J'ai compris que Joostens ait préféré s'adresser à Paul Neuhuys, ce qui me paraissait logique, parce qu'ils se connaissaient de longue date, étant de la même génération. Il a voulu jouer sûr et lâcher le blanc-bec. Je ne lui en ai pas voulu pour ce choix, mais pour m'avoir laisser faire, et lui-même faire semblant de m'accepter, alors qu'il savait déjà que ce serait pour rien. Lâcheté ? Ce n'est pas tellement son genre. Alors ? Hypocrisie, fausseté ? Cela lui ressemble davantage. Le Temps passe, effaçant ces menus incidents. J’ai compris la raison de son choix, pas la manière et les rencontres hypocrites qui suivirent. 10
Le texte d’Alain Germoz paraîtra dans le numéro 36 du Bulletin (décembre 2008).
Henri-Floris JESPERS
1 Ce texte révélateur a été édité et daté par le poète Werner Spillemaeckers. Cf. Paul JOOSTENS, ‘Ite ad Jozef’, in Artisjok, I, 2, 30 avril 1968, pp.31-36; Werner SPILLEMAECKERS, ‘Datering van “Ite ad Jozef’, ib., pp. 36-39.

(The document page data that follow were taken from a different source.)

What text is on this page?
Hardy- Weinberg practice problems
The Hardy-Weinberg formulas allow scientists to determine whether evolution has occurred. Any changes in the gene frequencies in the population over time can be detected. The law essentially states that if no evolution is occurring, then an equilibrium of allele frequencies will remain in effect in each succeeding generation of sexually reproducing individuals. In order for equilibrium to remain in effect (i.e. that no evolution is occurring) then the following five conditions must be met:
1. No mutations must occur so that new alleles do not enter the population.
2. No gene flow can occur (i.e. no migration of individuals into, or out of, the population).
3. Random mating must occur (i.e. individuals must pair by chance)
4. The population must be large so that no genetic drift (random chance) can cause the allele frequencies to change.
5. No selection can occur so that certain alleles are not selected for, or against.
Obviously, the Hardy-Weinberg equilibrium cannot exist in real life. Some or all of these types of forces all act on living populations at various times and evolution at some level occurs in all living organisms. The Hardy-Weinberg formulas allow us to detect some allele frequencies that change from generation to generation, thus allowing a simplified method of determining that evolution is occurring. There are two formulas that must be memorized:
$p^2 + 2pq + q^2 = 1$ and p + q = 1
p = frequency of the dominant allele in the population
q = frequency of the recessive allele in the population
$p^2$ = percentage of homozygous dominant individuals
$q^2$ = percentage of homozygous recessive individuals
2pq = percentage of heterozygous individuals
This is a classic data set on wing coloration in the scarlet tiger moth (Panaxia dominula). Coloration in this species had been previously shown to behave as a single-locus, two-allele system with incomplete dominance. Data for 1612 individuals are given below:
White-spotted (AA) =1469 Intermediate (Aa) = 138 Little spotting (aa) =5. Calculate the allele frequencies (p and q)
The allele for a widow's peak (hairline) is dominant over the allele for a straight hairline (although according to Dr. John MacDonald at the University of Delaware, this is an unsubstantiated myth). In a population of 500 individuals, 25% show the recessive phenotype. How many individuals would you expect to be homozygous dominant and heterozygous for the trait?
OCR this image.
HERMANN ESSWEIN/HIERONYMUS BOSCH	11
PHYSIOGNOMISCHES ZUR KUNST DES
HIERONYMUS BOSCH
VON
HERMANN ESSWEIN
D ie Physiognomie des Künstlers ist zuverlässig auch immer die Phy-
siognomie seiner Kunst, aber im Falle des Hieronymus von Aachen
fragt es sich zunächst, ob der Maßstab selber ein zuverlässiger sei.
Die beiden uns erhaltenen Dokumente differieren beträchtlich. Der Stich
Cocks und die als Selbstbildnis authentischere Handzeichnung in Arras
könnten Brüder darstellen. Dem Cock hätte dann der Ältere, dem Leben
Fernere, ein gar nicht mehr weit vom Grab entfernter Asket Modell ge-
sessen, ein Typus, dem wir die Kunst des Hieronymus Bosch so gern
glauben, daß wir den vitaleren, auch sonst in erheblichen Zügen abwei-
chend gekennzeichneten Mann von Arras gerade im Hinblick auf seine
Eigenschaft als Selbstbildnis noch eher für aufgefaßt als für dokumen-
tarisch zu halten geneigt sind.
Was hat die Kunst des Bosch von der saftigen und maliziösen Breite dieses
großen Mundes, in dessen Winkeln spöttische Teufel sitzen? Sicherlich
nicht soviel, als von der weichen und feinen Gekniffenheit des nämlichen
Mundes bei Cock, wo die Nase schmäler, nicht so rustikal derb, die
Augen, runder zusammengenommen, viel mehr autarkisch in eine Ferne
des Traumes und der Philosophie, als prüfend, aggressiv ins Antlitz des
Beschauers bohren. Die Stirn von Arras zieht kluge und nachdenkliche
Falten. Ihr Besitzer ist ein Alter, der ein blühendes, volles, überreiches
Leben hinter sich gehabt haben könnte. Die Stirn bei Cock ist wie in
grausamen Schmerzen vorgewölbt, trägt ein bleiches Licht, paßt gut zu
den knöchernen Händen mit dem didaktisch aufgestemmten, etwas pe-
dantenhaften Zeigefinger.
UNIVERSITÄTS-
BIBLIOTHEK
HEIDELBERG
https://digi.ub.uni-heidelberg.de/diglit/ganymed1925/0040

2 Henri-Floris JESPERS, ‘Lampo, Neuhuys & Joostens’, in Bulletin de la Fondation Ça ira, no 15, 3ème trimestre 2003, pp. 17-24 ; ‘Paul Joostens : « Le chef-d’œuvre est né. Alleluia », ib., no 18, 2ème trimestre 2004, pp. 2-38.
3 Lettre d’A. Germoz à P. Joostens, 1 novembre 1953. Collection privée, Hasselt.
4 Lettre d’A. Germoz à P. Joostens, 25 novembre 1954. Collection privée, Hasselt.
5 Émile LANGUI (1903-1980), conseiller artistique au ministère de l’Instruction Publique depuis 1938, terminera sa carrière comme administrateur-général des Beaux-Arts.
6 Lettre d’A. Germoz à P. Joostens, datée « Anvers et contre tous. ». Collection privée, Hasselt.
7 Lettre de P. Joostens à P. Neuhuys, 30 septembre 1957.Collection privée, Bruxelles.
8 Témoignage oral d’A. Germoz, 11 février 2003.
9 Lettre d’A. Germoz à P. Joostens, 19 novembre 1958. Collection privée, Hasselt.
10 Lettre d’A. Germoz à Henri-Floris Jespers, 26 novembre 2008.